Poi si capisce che non si sa molto,
e quel poco, ha avuto importanza un tempo,
quel che è rimasto consente di continuare
perché la notte è appena fuori
e chiede senza mai dar risposte.
Lo ascoltavo parlare e le parole erano precise, scelte, naturali nel suo discorso. Quelle, e solo quelle, andavano bene. Tutto si sistemava in percorsi senza inutili sospensioni, il silenzio era parte del discorso, serviva a rapprendere le suggestioni, ma era la pulizia delle frasi che rendeva bello il capire.
Come in una recita dove l’attore diviene il personaggio interpretato, si vedeva nel gesto, distante dalla sguaiataggine dell’insicurezza o del mostrarsi, che l’armonia era parte di un ragionare acquisito e profondo. Sono cose che conformano il corpo e il viso, rendono gli occhi luminosi, come accade ad ogni bellezza, meritata o meno.

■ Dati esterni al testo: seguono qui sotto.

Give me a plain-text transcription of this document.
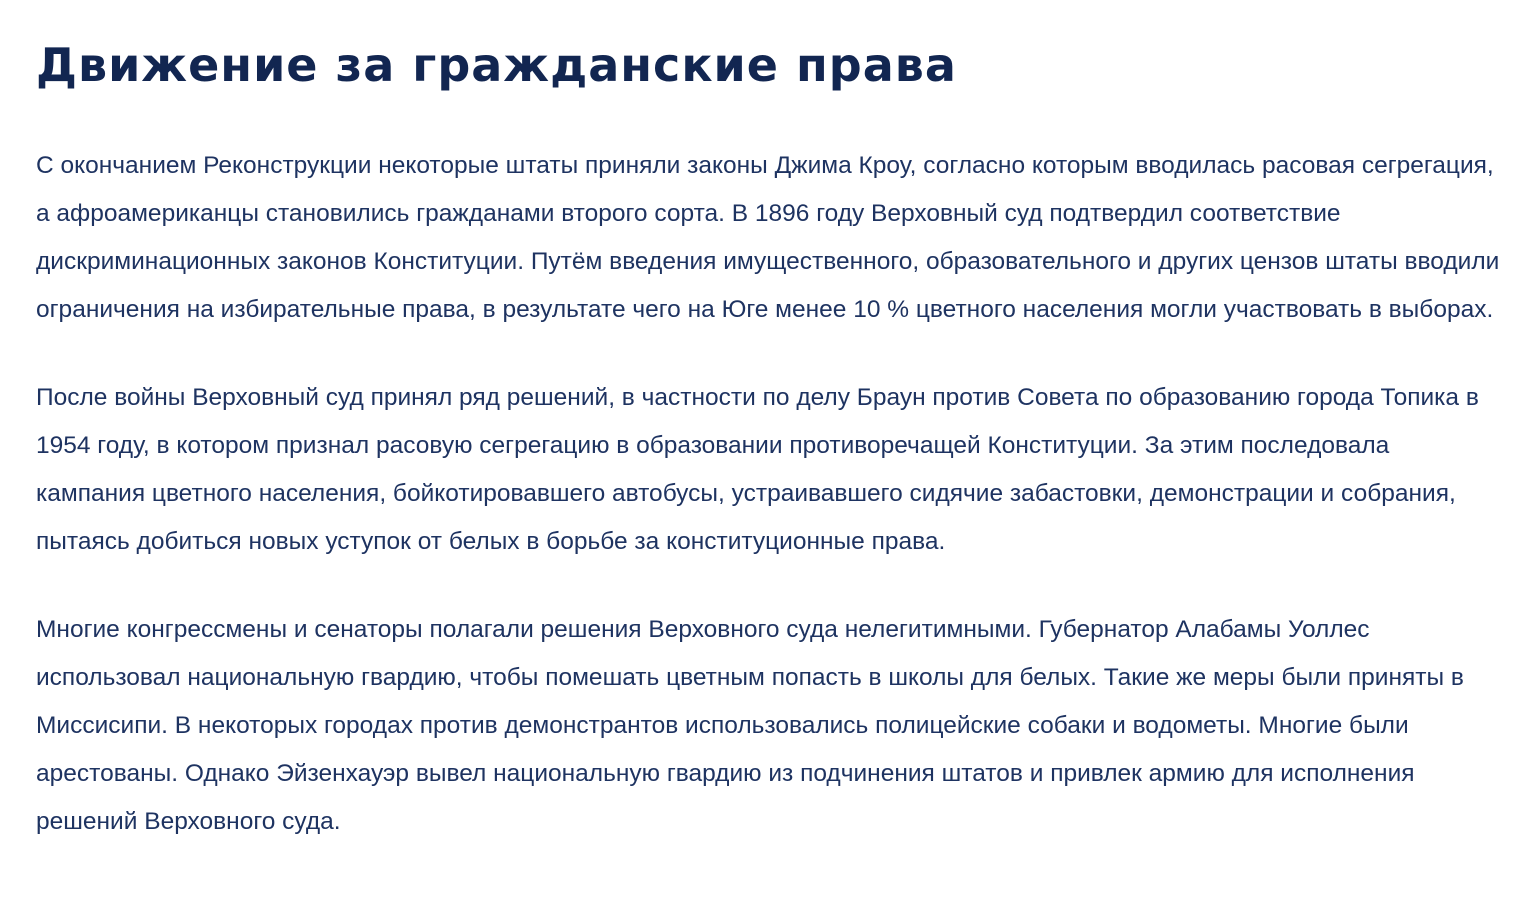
Движение за гражданские права

С окончанием Реконструкции некоторые штаты приняли законы Джима Кроу, согласно которым вводилась расовая сегрегация, а афроамериканцы становились гражданами второго сорта. В 1896 году Верховный суд подтвердил соответствие дискриминационных законов Конституции. Путём введения имущественного, образовательного и других цензов штаты вводили ограничения на избирательные права, в результате чего на Юге менее 10 % цветного населения могли участвовать в выборах.

После войны Верховный суд принял ряд решений, в частности по делу Браун против Совета по образованию города Топика в 1954 году, в котором признал расовую сегрегацию в образовании противоречащей Конституции. За этим последовала кампания цветного населения, бойкотировавшего автобусы, устраивавшего сидячие забастовки, демонстрации и собрания, пытаясь добиться новых уступок от белых в борьбе за конституционные права.

Многие конгрессмены и сенаторы полагали решения Верховного суда нелегитимными. Губернатор Алабамы Уоллес использовал национальную гвардию, чтобы помешать цветным попасть в школы для белых. Такие же меры были приняты в Миссисипи. В некоторых городах против демонстрантов использовались полицейские собаки и водометы. Многие были арестованы. Однако Эйзенхауэр вывел национальную гвардию из подчинения штатов и привлек армию для исполнения решений Верховного суда.
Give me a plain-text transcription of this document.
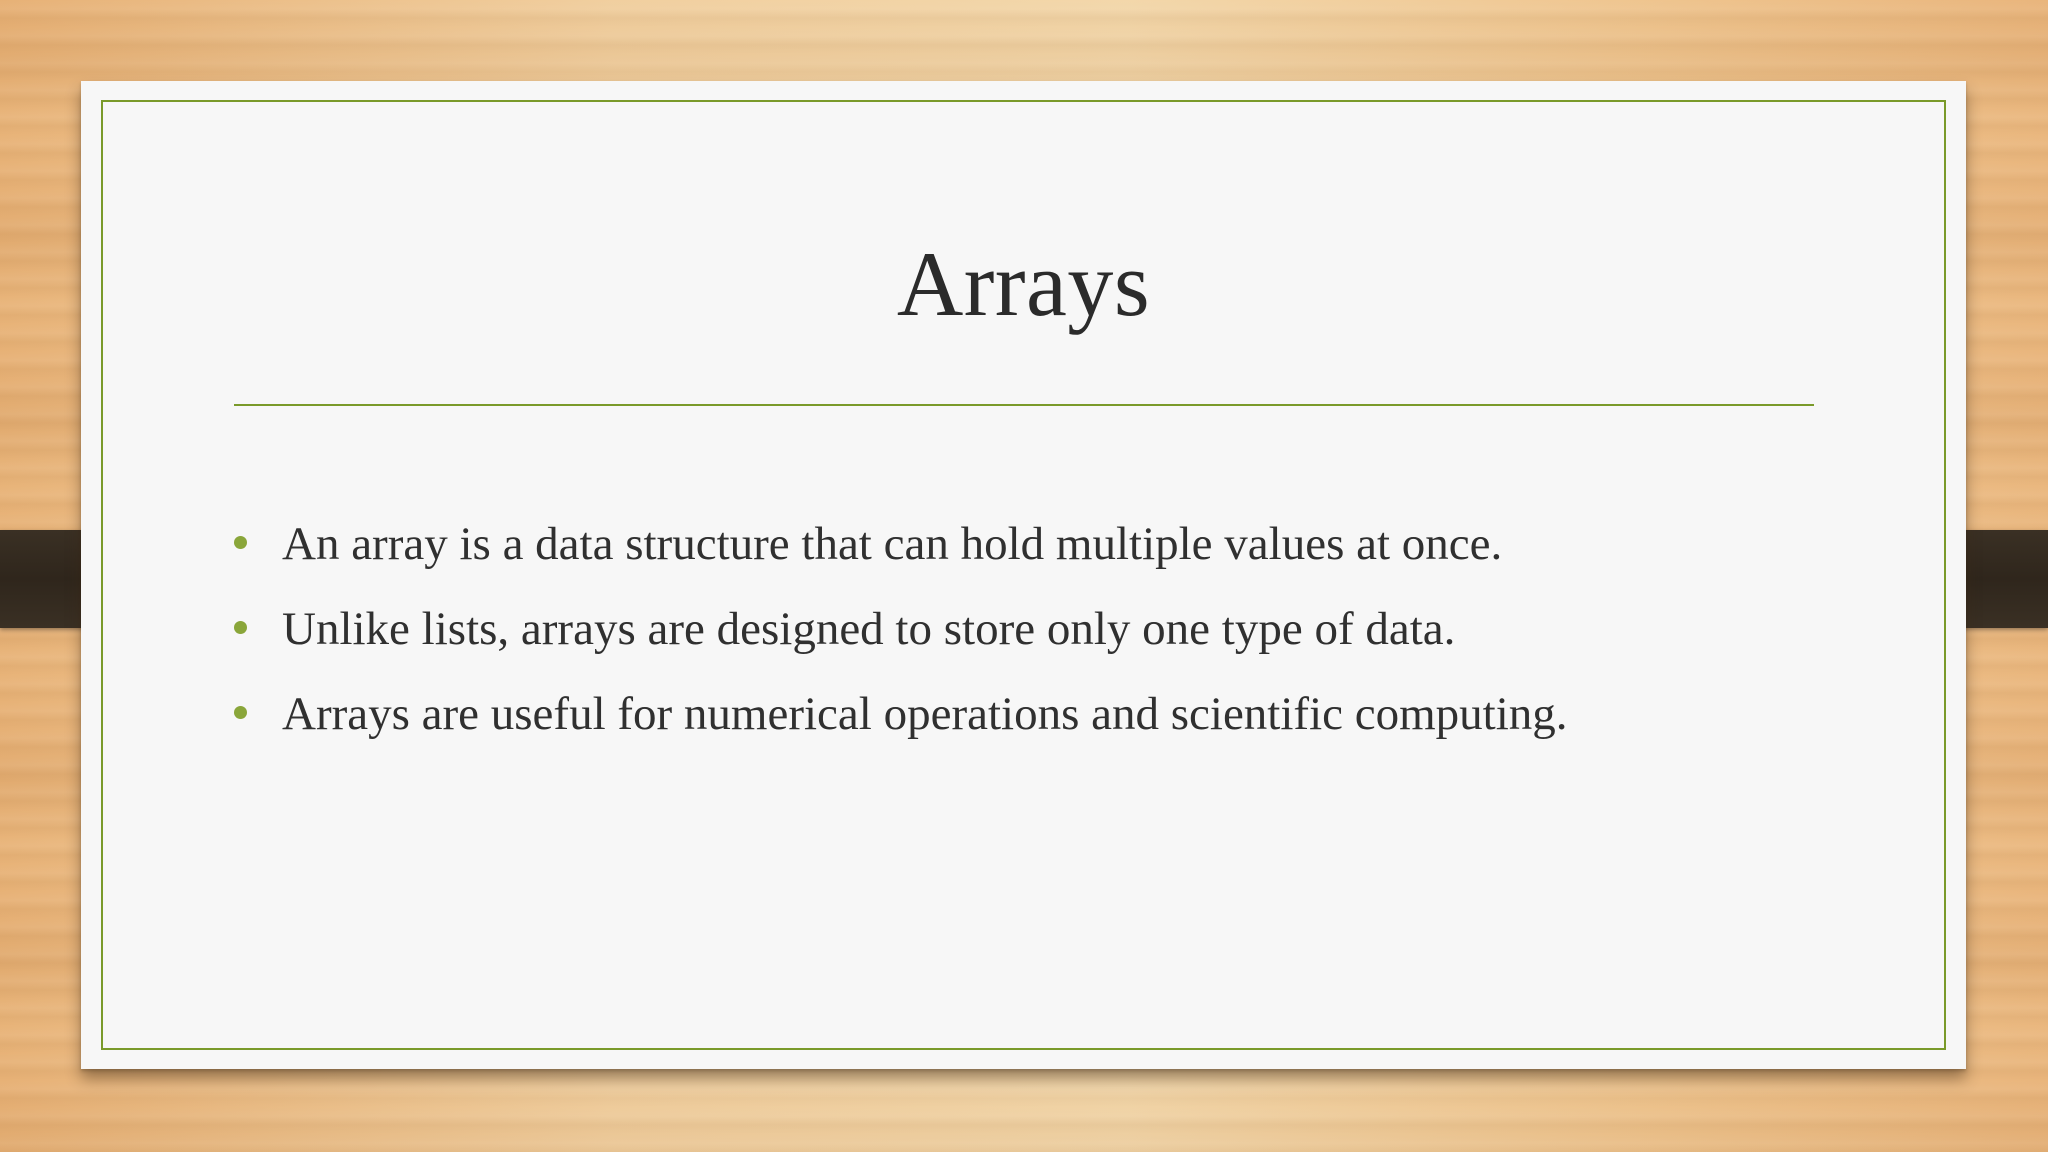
Arrays
An array is a data structure that can hold multiple values at once.
Unlike lists, arrays are designed to store only one type of data.
Arrays are useful for numerical operations and scientific computing.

C’era nel raccontare, nella persona, la fusione di quella cultura ordinata dalle letture, dallo studio come mestiere e piacere. Era il buon profumo del sapere che è legno, cuoio, inchiostro, carta. E quel leggero sentore d’aria che viene dalla finestra appena aperta che si posa sugli abiti e rende morbide le lane.
Ed è già tempo e già sole col suo sentire, tostato di luce.

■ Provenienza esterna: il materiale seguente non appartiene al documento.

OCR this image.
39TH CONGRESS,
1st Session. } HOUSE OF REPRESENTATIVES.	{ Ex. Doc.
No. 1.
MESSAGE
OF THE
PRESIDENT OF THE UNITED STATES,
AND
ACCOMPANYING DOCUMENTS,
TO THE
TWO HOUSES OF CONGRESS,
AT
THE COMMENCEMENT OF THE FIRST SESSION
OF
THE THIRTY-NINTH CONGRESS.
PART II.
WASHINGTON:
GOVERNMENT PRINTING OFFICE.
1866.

Pensavo in questo piacere che ascoltavo e che anch’io avevo desiderato, ma confusamente, e poi praticato con passioni poco educate e collocate nel disordine. Le mie carenze erano un vissuto mescolarsi di colpe, sudore, piacere, ricordi, fatiche abborracciate nella scarsa soddisfazione di allora. Avevo disseminato il mio tempo senza risparmio, trattenuto con rabbia il poco e perduto altrove il molto ricevuto. E se questo m’indicava che un’altra vita sarebbe stata possibile, non me ne spiacevo, perché altrimenti avevo vissuto. E potevo ascoltare, e capire quel ragionare. Potevo goderne. E pensavo che, in fondo, la vita non poteva essere tutte le proprie possibilità, o avere tutto, ma poter godere del bello che c’era intorno a noi.